May 01, 2008


 Speakers discuss ways to make group sow housing work

Posted April 15, 2008

Group sow housingSwine veterinarians and animal scientists continue to examine group housing for pregnant sows in response to public criticism of gestation stalls.

"Housing and Managing the Modern Sow in Gestation" was the subject of a session at the recent annual meeting of the American Association of Swine Veterinarians. Speakers didn't defend the benefits of gestation stalls so much as they described various approaches to group housing.

Edmond A. Pajor, PhD, of the Purdue University Department of Animal Sciences said gestation stalls and group housing each present welfare challenges. Stalls pose issues of space and social deprivation, and groups pose issues of aggression. Sow aggression is natural to establish group hierarchy, Dr. Pajor said, but it is also rare in nature because more extensive environments allow for avoidance.

Dr. Pajor said management practices to reduce aggression in group housing include forming static groups of sows early in gestation and creating subgroups of sows for introduction into dynamic groups. Pen design can decrease aggression with options such as partitions and individual feeding stalls. He said genetic selection against aggression would be helpful as well.

Kenneth Stalder, PhD, of the Iowa State University Department of Animal Science spoke about sow longevity and mortality in general and in regard to housing.

Dr. Stalder said foot and limb issues are common causes of mortality and reasons for culling, while reproductive failure is the most common reason for culling.
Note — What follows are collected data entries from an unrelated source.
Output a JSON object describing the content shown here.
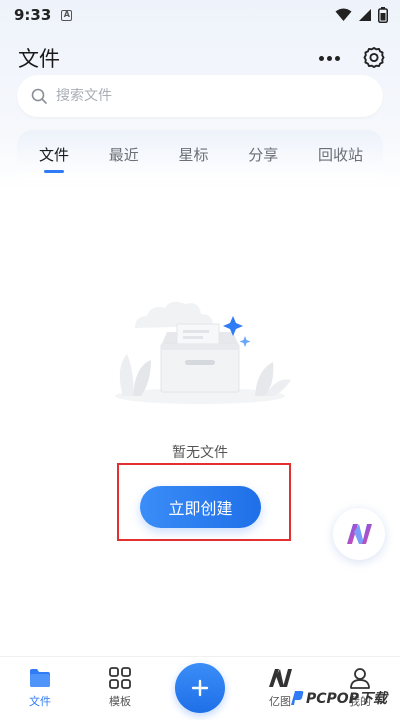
{
  "status_bar": {
    "time": "9:33",
    "notification_letter": "A"
  },
  "header": {
    "title": "文件"
  },
  "search": {
    "placeholder": "搜索文件",
    "value": ""
  },
  "tabs": [
    {
      "label": "文件",
      "active": true
    },
    {
      "label": "最近",
      "active": false
    },
    {
      "label": "星标",
      "active": false
    },
    {
      "label": "分享",
      "active": false
    },
    {
      "label": "回收站",
      "active": false
    }
  ],
  "empty_state": {
    "message": "暂无文件",
    "create_label": "立即创建"
  },
  "bottom_nav": {
    "items": [
      {
        "label": "文件",
        "icon": "folder-icon",
        "active": true
      },
      {
        "label": "模板",
        "icon": "grid-icon",
        "active": false
      },
      {
        "label": "亿图",
        "icon": "edraw-logo-icon",
        "active": false
      },
      {
        "label": "我的",
        "icon": "user-icon",
        "active": false
      }
    ]
  },
  "watermark": {
    "text": "PCPOP下载"
  },
  "colors": {
    "accent": "#2f7cf6",
    "highlight": "#e23030",
    "header_bg": "#eef3fb"
  }
}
Sows have a lot of profit potential if they can remain in the herd longer, however.

"I'd like you not to think of the sow as a perishable commodity," Dr. Stalder said.

For group housing, Dr. Stalder emphasized the importance of foot and limb soundness in sows and good stockmanship skills in workers.
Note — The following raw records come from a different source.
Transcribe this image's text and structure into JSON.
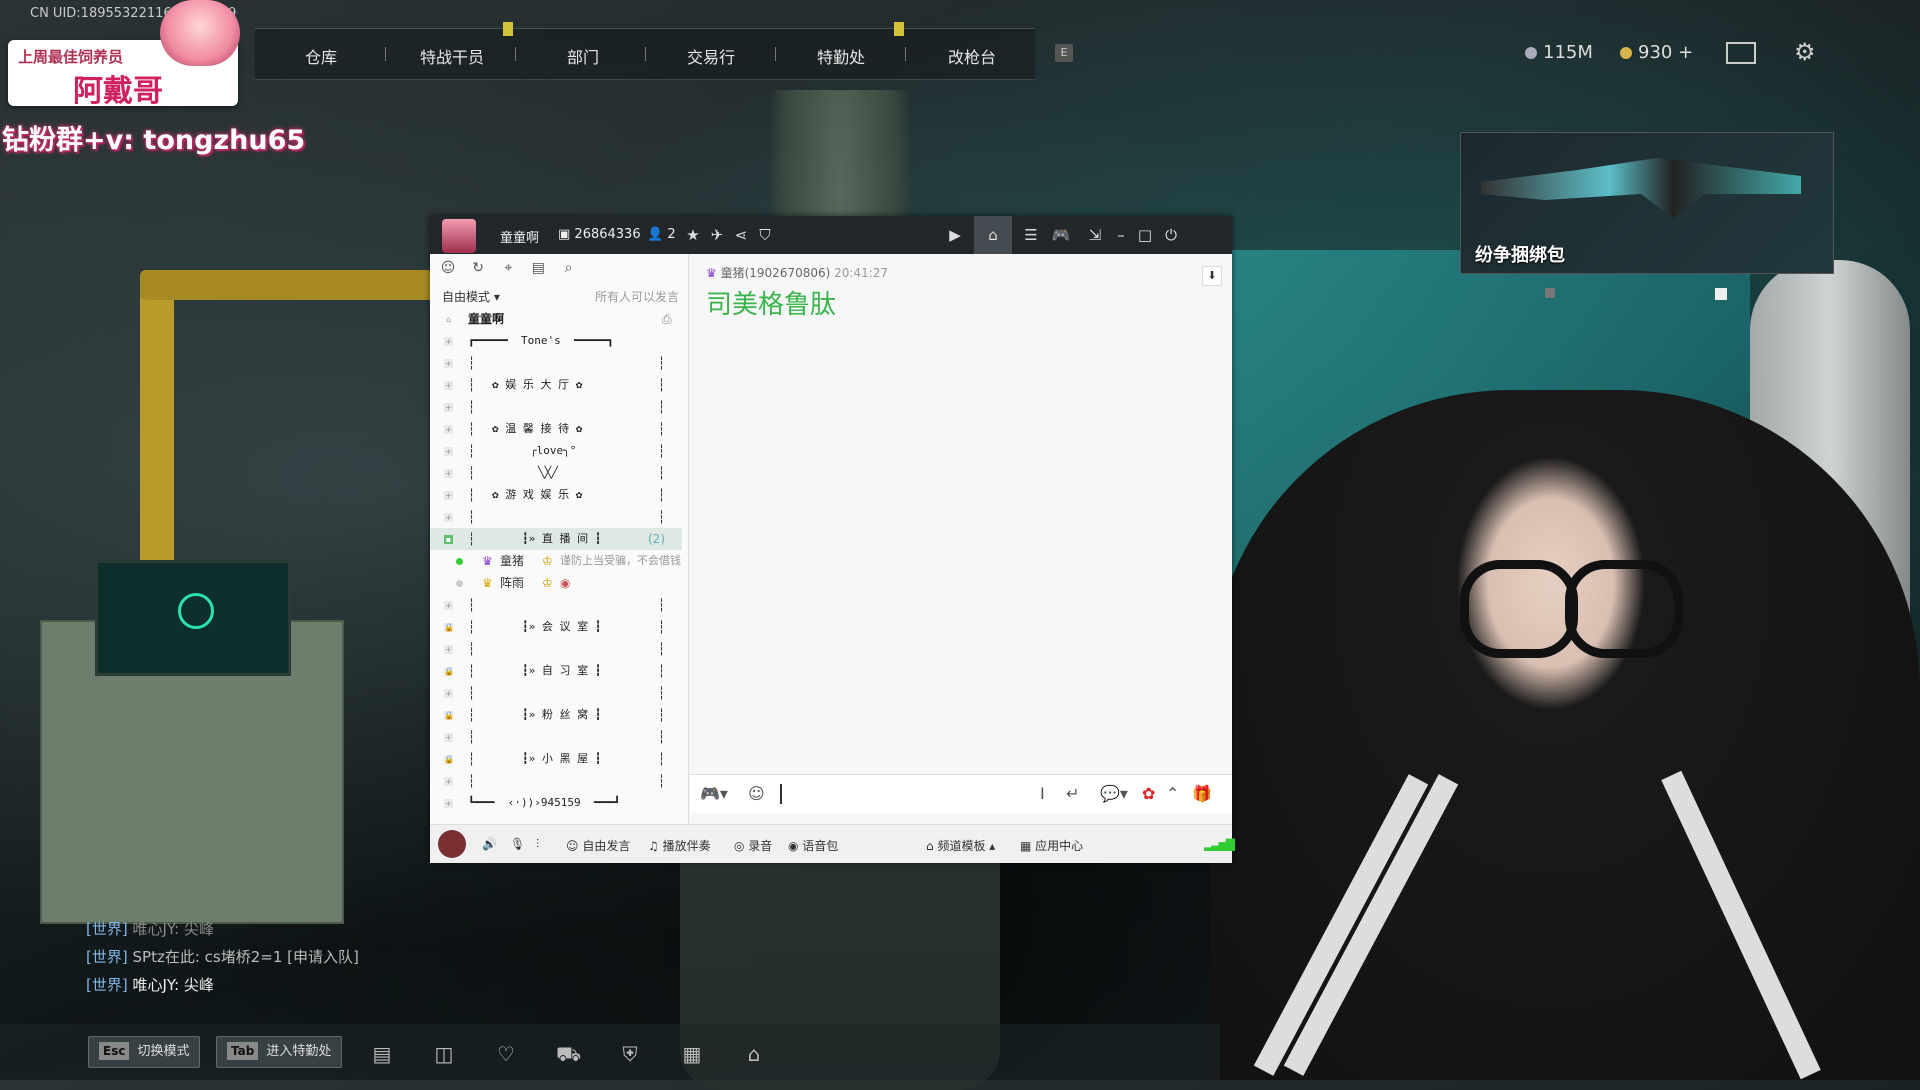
{
  "hud": {
    "uid": "CN UID:18955322116?9445479",
    "nav": [
      "仓库",
      "特战干员",
      "部门",
      "交易行",
      "特勤处",
      "改枪台"
    ],
    "nav_key": "E",
    "currency_silver": "115M",
    "currency_gold": "930 +"
  },
  "overlay": {
    "badge_line1": "上周最佳饲养员",
    "badge_line2": "阿戴哥",
    "fans_text": "钻粉群+v: tongzhu65"
  },
  "promo": {
    "label": "纷争捆绑包"
  },
  "world_chat": [
    {
      "channel": "[世界]",
      "text": "唯心JY: 尖峰"
    },
    {
      "channel": "[世界]",
      "text": "SPtz在此: cs堵桥2=1 [申请入队]"
    },
    {
      "channel": "[世界]",
      "text": "唯心JY: 尖峰"
    }
  ],
  "bottom_bar": {
    "esc_key": "Esc",
    "esc_label": "切换模式",
    "tab_key": "Tab",
    "tab_label": "进入特勤处"
  },
  "yy": {
    "title_name": "童童啊",
    "channel_id": "26864336",
    "member_count": "2",
    "mode": "自由模式",
    "permission": "所有人可以发言",
    "channel_root": "童童啊",
    "tree": [
      "┏━━━━━  Tone's  ━━━━━┓",
      "┆",
      "✿ 娱 乐 大 厅 ✿",
      "┆",
      "✿ 温 馨 接 待 ✿",
      "╭love╮°",
      "╲╳╱",
      "✿ 游 戏 娱 乐 ✿",
      "┆",
      "┇» 直 播 间 ┇",
      "童猪",
      "阵雨",
      "┆",
      "┇» 会 议 室 ┇",
      "┆",
      "┇» 自 习 室 ┇",
      "┆",
      "┇» 粉 丝 窝 ┇",
      "┆",
      "┇» 小 黑 屋 ┇",
      "┆",
      "┗━━━  ‹·))›945159  ━━━┛"
    ],
    "live_room_count": "(2)",
    "user1_name": "童猪",
    "user1_status": "谨防上当受骗，不会借钱",
    "user2_name": "阵雨",
    "message_meta_user": "童猪(1902670806)",
    "message_meta_time": "20:41:27",
    "message_text": "司美格鲁肽",
    "bottom": {
      "free_speak": "自由发言",
      "play_music": "播放伴奏",
      "record": "录音",
      "voice_pack": "语音包",
      "channel_template": "频道模板",
      "app_center": "应用中心"
    }
  }
}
Malachy Young, PhD, of Gowans Feed Consulting in Alberta related his experiences with electronic sow feeding systems in group housing. Each electronic feeder is a stall with automatically closing gates. When a sow enters the feeder, the system reads the sow's electronic identification tag to determine how much feed to dispense.
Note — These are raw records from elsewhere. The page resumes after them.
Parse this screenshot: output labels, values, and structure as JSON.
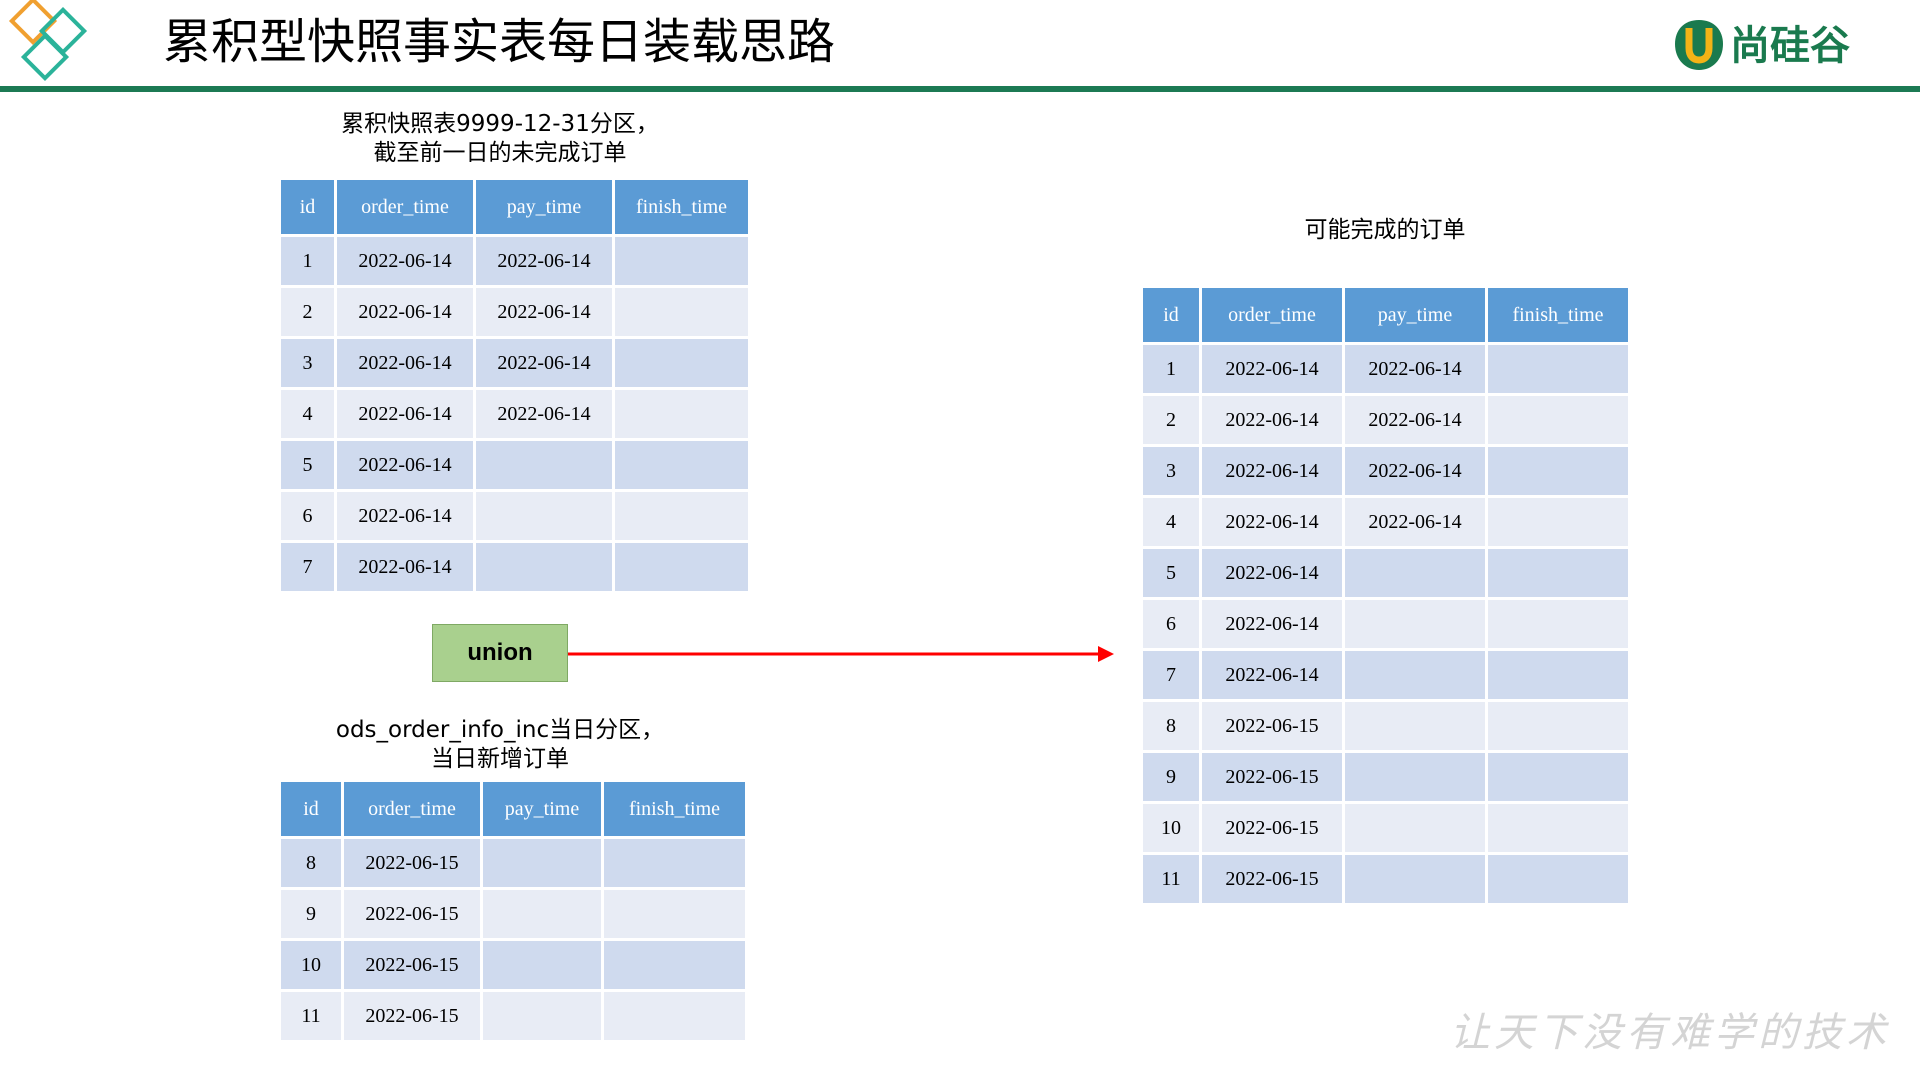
{
  "title": "累积型快照事实表每日装载思路",
  "brand": {
    "name": "尚硅谷",
    "logo_icon": "u-badge-icon",
    "color": "#1a7a4e"
  },
  "slogan": "让天下没有难学的技术",
  "top_table": {
    "caption_line1": "累积快照表9999-12-31分区，",
    "caption_line2": "截至前一日的未完成订单",
    "headers": [
      "id",
      "order_time",
      "pay_time",
      "finish_time"
    ],
    "rows": [
      [
        "1",
        "2022-06-14",
        "2022-06-14",
        ""
      ],
      [
        "2",
        "2022-06-14",
        "2022-06-14",
        ""
      ],
      [
        "3",
        "2022-06-14",
        "2022-06-14",
        ""
      ],
      [
        "4",
        "2022-06-14",
        "2022-06-14",
        ""
      ],
      [
        "5",
        "2022-06-14",
        "",
        ""
      ],
      [
        "6",
        "2022-06-14",
        "",
        ""
      ],
      [
        "7",
        "2022-06-14",
        "",
        ""
      ]
    ]
  },
  "bottom_table": {
    "caption_line1": "ods_order_info_inc当日分区，",
    "caption_line2": "当日新增订单",
    "headers": [
      "id",
      "order_time",
      "pay_time",
      "finish_time"
    ],
    "rows": [
      [
        "8",
        "2022-06-15",
        "",
        ""
      ],
      [
        "9",
        "2022-06-15",
        "",
        ""
      ],
      [
        "10",
        "2022-06-15",
        "",
        ""
      ],
      [
        "11",
        "2022-06-15",
        "",
        ""
      ]
    ]
  },
  "result_table": {
    "caption": "可能完成的订单",
    "headers": [
      "id",
      "order_time",
      "pay_time",
      "finish_time"
    ],
    "rows": [
      [
        "1",
        "2022-06-14",
        "2022-06-14",
        ""
      ],
      [
        "2",
        "2022-06-14",
        "2022-06-14",
        ""
      ],
      [
        "3",
        "2022-06-14",
        "2022-06-14",
        ""
      ],
      [
        "4",
        "2022-06-14",
        "2022-06-14",
        ""
      ],
      [
        "5",
        "2022-06-14",
        "",
        ""
      ],
      [
        "6",
        "2022-06-14",
        "",
        ""
      ],
      [
        "7",
        "2022-06-14",
        "",
        ""
      ],
      [
        "8",
        "2022-06-15",
        "",
        ""
      ],
      [
        "9",
        "2022-06-15",
        "",
        ""
      ],
      [
        "10",
        "2022-06-15",
        "",
        ""
      ],
      [
        "11",
        "2022-06-15",
        "",
        ""
      ]
    ]
  },
  "union_label": "union",
  "colors": {
    "header": "#5b9bd5",
    "row_odd": "#cfdaee",
    "row_even": "#e8ecf5",
    "union_box": "#a9d08e",
    "arrow": "#ff0000",
    "rule": "#1c7a54"
  }
}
Dr. Young said electronic feeders allow producers to reduce sow aggression, minimize wastage, and feed more than one diet. A disadvantage is that the set-up and operation of such systems is more expensive.

Dr. Steve Henry of Abilene Animal Hospital in Kansas described farms that have converted old finishing barns into group sow housing. The farms then experimented with feeding the sows multiple times per day to decrease aggression without installing individual feeding stalls.

Dr. Henry said trial and error determined how many times per day to drop feed into troughs or onto floors—and how much feed to drop. More frequent feeding did lead to less aggression. Dr. Henry said farms also could convert stall barns into group housing.

"You got an old barn, go to work and try it," Dr. Henry said. "See what happens."